Nine-in-10 national retail chains depend on the holiday season for 40% of their yearly sales. American Christmas, the company that designs, manufactures, and installs iconic Christmas displays on Fifth Avenue in New York and at super-regional malls nationwide counts on it for 100%.
But in its headquarters town of Mount Vernon, N.Y., the nonpareil creator of Yuletide wonderment in places like Rockefeller Center and The Grove in Los Angeles shows that it, too, embodies the bounteous spirit of Santa from Thanksgiving to Dec. 25.

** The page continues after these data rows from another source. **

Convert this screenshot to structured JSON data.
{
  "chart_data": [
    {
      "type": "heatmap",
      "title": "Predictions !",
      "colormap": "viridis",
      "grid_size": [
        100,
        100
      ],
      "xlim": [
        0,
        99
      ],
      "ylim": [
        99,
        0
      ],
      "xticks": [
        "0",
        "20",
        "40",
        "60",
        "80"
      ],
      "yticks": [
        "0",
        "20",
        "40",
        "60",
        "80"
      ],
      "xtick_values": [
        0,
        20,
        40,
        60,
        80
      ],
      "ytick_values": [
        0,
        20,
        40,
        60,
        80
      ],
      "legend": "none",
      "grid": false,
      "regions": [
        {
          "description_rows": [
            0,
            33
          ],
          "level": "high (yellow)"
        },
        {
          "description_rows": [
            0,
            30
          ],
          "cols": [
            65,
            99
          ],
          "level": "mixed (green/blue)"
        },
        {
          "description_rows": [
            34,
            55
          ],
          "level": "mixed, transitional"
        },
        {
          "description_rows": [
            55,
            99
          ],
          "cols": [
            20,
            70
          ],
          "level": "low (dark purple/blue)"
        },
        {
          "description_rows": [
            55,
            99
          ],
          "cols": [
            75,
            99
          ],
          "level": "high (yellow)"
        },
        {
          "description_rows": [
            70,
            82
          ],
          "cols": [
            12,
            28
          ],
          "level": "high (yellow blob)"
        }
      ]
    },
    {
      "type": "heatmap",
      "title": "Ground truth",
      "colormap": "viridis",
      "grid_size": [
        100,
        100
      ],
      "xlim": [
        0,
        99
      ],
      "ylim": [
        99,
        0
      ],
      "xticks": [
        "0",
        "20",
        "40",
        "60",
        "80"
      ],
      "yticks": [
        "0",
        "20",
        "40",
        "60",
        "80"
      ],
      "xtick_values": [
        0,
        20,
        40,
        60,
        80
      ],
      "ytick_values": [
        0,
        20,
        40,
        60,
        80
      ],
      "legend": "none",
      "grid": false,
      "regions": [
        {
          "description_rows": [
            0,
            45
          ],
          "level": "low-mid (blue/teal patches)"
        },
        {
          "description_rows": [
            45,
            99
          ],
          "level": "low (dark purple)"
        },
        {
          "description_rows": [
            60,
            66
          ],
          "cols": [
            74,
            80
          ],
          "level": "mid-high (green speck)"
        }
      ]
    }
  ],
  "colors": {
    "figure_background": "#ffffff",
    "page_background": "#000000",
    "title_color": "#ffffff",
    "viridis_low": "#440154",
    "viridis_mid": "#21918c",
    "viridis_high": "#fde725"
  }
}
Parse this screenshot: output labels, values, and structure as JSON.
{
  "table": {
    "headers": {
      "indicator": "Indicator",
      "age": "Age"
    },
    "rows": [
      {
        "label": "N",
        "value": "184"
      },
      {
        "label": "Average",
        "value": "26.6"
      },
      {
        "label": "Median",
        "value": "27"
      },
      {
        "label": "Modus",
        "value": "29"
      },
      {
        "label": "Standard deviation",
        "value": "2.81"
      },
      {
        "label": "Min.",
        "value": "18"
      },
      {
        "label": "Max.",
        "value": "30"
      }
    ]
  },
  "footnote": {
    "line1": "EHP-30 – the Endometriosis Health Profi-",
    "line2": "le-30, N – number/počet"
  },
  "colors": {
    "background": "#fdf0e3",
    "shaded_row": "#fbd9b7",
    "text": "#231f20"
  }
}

Last year, the company owned by Innsbruck, Austria-based MK Illumination decided to transform its showroom into “Holiday Lane at American Christmas,” charging between $10 and $25 for kids and grownups to sit with Santa, take photos in front of its wondrous displays, and tour its factory filled with its magnificent artificial pine boughs and hallowed Christmas trappings such as the red ribbon that once wrapped the exterior of Cartier in Manhattan.
Holiday Lane drew 9,000 visitors in its inaugural run and raised $81,213—all of it donated to The Mount Vernon Boys & Girls Club, the Northeast STEM Starter Academy of Mt. Vernon and the town’s Youth Community Outreach Program.
“Last year 9,000 people came to experience Holiday Lane,” said American Christmas CEO Dan Casterella. “We drew parents and kids from Connecticut and New Jersey, some of them driving in from 200 miles away. We were surprised.”
This year’s display has been expanded, studded with 100,000-plus Christmas lights and more than 100 animatronics across nine themed areas. Children are invited to mail handwritten notes to Santa at the “A Wish to the North Pole” display, Reindeer greet visitors at “Stable Express,” and “The Arctic Cave” lets them revel in an always cool and snowy winter wonderland.
“Our management team wanted to create closer ties with the local community, so we went to the Mount Vernon Mayor’s office and introduced our idea for Holiday Lane,” Casterella said. “We wanted kids to have a great experience, and we wanted all the proceeds to go to kids in the community.”